Я стою здесь долго, даже глаза привыкли к темноте, и уже не так страшно. Кроме того, я жду: а вдруг откроется дверь над полоской «три», что напротив тети Ани. Хоть бы открылась. Хоть бы вышел дядя Ростик. Я всегда хочу его видеть, но он редко выходит. А мне необходимо сказать ему важную вещь, но никак не решаюсь.
А вещь эта — вот какая. С историей.
Вывели меня однажды на улицу и сказали «никуда не отходи, стой и жди». А я была послушной до идиотизма. Стою, стою, не двигаюсь никуда. Вдруг смотрю — у стены ямка. И светится. А в ямке окно. Глубоко так, заглянуть почти невозможно. Я и так, и сяк, голову набок, даже на корточки присела, хочу как-нибудь исхитриться и посмотреть, что же там. И увидела вот что: ярко зеленую поверхность, как угол лужайки, а по ней белый шар катится. Откуда и куда — непонятно. И только иногда по зеленому мелькнет чья-то тень. Так, макушка только. Видно, кто-то катает это шар. Зачем? И, кажется, не один. Что еще в этой комнате? И тогда я ложусь плашмя, и лицом приникаю к решетке и вижу угол какого-то помещения, а на стене висят… рога. Настоящие рога. Я такие видела у Оленя в сказке «Снежная королева». И понимаю, что между Зеленью и Рогами есть связь, как между травой и оленем.
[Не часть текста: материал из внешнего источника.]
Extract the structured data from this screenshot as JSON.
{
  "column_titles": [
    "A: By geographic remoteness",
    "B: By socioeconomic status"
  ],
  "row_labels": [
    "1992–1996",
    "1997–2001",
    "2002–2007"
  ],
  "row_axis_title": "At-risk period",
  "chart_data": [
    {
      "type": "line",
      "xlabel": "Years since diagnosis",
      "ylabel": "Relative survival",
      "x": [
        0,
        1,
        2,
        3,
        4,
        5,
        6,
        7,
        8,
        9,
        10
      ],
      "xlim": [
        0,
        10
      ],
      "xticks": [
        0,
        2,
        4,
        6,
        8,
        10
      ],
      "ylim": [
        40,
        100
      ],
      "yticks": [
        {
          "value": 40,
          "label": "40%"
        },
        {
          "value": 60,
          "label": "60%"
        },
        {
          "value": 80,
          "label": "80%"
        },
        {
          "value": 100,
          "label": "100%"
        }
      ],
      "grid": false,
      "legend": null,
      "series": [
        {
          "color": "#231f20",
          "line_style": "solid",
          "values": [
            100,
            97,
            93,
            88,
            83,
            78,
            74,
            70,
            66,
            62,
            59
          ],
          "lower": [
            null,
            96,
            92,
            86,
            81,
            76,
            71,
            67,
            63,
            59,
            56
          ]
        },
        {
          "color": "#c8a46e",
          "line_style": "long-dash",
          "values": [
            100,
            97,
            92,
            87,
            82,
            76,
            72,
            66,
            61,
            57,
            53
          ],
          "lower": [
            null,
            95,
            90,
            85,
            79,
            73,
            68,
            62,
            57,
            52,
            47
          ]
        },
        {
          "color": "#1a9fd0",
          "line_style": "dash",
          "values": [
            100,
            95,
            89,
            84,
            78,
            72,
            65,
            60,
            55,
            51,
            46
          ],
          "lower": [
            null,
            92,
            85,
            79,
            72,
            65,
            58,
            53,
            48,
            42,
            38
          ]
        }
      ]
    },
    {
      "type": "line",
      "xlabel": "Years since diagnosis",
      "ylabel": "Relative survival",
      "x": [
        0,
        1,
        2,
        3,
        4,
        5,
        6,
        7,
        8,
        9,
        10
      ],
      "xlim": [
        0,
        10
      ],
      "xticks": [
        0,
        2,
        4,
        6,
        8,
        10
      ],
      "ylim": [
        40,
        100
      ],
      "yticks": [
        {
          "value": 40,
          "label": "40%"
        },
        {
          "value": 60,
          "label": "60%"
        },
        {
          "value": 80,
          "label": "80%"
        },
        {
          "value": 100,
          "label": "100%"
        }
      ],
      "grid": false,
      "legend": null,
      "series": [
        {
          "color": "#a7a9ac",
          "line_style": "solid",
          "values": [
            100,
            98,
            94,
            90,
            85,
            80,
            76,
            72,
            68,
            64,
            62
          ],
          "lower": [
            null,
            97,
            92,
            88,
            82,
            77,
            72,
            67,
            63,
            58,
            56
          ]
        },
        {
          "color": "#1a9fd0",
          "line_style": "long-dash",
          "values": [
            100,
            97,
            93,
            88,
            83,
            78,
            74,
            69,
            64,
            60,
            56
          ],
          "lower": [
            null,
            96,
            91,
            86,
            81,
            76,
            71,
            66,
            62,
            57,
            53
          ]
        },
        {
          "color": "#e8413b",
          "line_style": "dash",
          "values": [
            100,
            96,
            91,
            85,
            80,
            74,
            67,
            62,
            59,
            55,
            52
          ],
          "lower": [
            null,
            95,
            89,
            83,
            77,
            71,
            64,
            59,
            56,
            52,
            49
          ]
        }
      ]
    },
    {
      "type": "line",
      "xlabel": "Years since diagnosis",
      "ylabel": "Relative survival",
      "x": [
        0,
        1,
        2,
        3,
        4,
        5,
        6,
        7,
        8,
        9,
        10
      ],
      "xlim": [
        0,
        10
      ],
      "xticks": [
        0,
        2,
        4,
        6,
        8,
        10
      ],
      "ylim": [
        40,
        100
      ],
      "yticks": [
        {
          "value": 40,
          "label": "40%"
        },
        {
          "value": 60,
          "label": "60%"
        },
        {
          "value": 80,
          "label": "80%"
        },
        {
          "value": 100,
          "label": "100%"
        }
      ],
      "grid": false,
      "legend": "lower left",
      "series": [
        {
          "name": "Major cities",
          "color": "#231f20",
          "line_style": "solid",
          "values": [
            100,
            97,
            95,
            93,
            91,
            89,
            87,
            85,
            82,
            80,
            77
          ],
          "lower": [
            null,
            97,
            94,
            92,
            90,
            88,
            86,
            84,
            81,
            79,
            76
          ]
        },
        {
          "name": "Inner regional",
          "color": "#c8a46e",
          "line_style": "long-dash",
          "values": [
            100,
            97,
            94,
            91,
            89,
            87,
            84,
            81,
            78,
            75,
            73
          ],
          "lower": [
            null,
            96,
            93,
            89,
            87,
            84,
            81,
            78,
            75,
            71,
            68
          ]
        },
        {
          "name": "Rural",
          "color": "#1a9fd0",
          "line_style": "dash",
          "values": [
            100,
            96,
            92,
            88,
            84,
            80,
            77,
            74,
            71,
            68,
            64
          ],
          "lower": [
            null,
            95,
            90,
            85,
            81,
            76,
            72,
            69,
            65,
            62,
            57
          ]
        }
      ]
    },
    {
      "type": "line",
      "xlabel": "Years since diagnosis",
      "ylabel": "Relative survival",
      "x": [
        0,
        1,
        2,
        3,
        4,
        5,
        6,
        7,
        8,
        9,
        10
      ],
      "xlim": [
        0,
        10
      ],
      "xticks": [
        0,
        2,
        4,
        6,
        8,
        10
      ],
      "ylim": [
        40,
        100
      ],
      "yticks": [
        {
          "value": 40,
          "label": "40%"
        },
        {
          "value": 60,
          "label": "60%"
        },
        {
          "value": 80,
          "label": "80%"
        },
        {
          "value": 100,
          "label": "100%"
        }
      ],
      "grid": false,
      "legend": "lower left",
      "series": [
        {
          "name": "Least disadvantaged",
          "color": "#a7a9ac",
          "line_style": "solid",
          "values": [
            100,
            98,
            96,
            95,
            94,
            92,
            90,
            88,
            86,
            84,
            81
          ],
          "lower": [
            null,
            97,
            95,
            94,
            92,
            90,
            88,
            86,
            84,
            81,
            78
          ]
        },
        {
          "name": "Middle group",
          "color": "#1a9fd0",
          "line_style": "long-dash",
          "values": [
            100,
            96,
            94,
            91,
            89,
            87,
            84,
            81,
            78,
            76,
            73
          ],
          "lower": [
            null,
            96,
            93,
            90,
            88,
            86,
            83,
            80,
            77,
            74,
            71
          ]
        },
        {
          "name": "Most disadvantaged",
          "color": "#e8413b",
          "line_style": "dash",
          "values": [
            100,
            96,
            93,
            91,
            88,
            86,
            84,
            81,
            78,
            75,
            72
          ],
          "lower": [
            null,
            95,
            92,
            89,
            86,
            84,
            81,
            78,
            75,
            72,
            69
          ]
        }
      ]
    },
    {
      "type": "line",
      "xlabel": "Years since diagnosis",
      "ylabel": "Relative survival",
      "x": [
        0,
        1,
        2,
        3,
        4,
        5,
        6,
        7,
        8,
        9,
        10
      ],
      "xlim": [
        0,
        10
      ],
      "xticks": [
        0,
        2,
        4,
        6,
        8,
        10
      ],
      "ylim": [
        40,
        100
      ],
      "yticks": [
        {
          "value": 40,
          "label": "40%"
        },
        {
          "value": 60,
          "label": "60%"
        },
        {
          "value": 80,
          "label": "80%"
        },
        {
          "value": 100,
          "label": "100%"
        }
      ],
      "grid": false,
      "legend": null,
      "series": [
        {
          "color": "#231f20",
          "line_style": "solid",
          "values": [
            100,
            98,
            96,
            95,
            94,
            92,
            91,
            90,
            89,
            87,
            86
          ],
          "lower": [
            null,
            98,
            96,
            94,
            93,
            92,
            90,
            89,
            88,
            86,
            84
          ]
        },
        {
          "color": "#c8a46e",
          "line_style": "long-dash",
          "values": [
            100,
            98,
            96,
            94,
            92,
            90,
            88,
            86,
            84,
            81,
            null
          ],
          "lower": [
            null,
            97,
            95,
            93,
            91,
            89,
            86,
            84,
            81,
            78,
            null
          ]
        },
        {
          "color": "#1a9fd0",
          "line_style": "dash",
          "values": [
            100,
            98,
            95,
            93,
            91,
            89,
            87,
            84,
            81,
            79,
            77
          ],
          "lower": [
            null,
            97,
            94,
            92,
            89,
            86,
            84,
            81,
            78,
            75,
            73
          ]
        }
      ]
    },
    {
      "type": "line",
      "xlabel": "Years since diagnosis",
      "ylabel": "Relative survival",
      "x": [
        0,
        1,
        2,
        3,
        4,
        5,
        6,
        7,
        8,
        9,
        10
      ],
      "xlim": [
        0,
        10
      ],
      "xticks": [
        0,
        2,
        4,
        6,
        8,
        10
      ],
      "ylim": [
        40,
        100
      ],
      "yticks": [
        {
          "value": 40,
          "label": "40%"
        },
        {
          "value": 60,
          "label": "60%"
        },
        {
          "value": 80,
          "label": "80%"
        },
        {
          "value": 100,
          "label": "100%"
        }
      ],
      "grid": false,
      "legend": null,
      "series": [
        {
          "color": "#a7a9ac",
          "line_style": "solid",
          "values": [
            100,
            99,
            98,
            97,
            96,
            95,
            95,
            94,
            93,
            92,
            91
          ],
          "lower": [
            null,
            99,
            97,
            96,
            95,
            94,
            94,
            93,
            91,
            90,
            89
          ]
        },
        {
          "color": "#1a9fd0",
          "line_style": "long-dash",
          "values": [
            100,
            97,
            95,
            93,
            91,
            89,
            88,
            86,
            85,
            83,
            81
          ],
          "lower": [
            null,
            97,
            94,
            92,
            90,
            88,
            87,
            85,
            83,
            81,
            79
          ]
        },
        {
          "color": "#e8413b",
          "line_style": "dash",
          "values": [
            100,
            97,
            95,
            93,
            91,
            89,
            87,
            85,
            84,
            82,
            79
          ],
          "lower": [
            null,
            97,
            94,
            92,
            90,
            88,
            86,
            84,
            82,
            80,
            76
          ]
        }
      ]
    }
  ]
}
Но почему все это под домом, где мы живем и ничего не знаем об этом? И что такое этот шар, который катится неизвестно куда и зачем? И какая такая тайна в этой зелени, что окрашивает собой окно, ямку и даже мою руку, если просунуть ее между прутьями решетки? Долго, видно, размышляю, потому что замерзла изрядно.
О том, как мне влетело — не скажу. Но зато узнала я две полезных вещи. Во-первых, что лежала она, то есть я, на решетке подвала Клуба Охотников, и, во-вторых, что дядя Ростик за это меня тоже по головке не погладит, потому что заглядывать в окна вообще нехорошо, а как нехорошо заглядывать в окна Клуба Охотников, дядя Ростик знает лучше других, потому что он там работает сторожем.
С тех пор я полюбила дядю Ростика, как Клуб Охотников. За все: за рыжие усы и седую голову, за то, что пахнет от него, как от переплетов папиных книг, за то, что ходит он не как все, а припадает чуть на одну ногу, и даже за его башмаки, один из которых чуть выше другого. И за то, что он иногда приглашает к себе в комнату и угощает слипшимися леденцами из круглой коробки с картинкой. И стол у него не как у нас, а низкий и длинный, а на нем молоток и маленькие гвоздики, а под столом много разной обуви. Ему все носят старую обувь, и он ее за это чинит.
Ну, чего я стою? Он не выйдет, у него громко говорит радио, а тетя Аня сказала, что когда дядя Ростик уходит, он включает радио на полную катушку, и что она скоро сойдет с ума. Интересно, когда? Не пропустить бы.
И все-таки я стою, и чего-то жду, и тяну время, как тяну его сейчас, через много десятилетий, потому что не знаю, как перейти, перешагнуть, перепрыгнуть из коридора довоенного дома через всю войну в наш двор, в май сорок пятого, когда слову Победа будет несколько дней отроду и все будут думать, что война ушла навсегда, а дядя Ростик пойдет через двор и остановится возле колонки, где мы берем воду, и к нему подойдет человек, который во время оккупации поселится в его комнате, здесь, за полоской номер «три», перед которой я стою (имя его, к сожалению, знаю, но помнить не хочу) подойдет и выстрелит несколько раз в упор. Я в это время буду идти через двор с бидоном. По воду.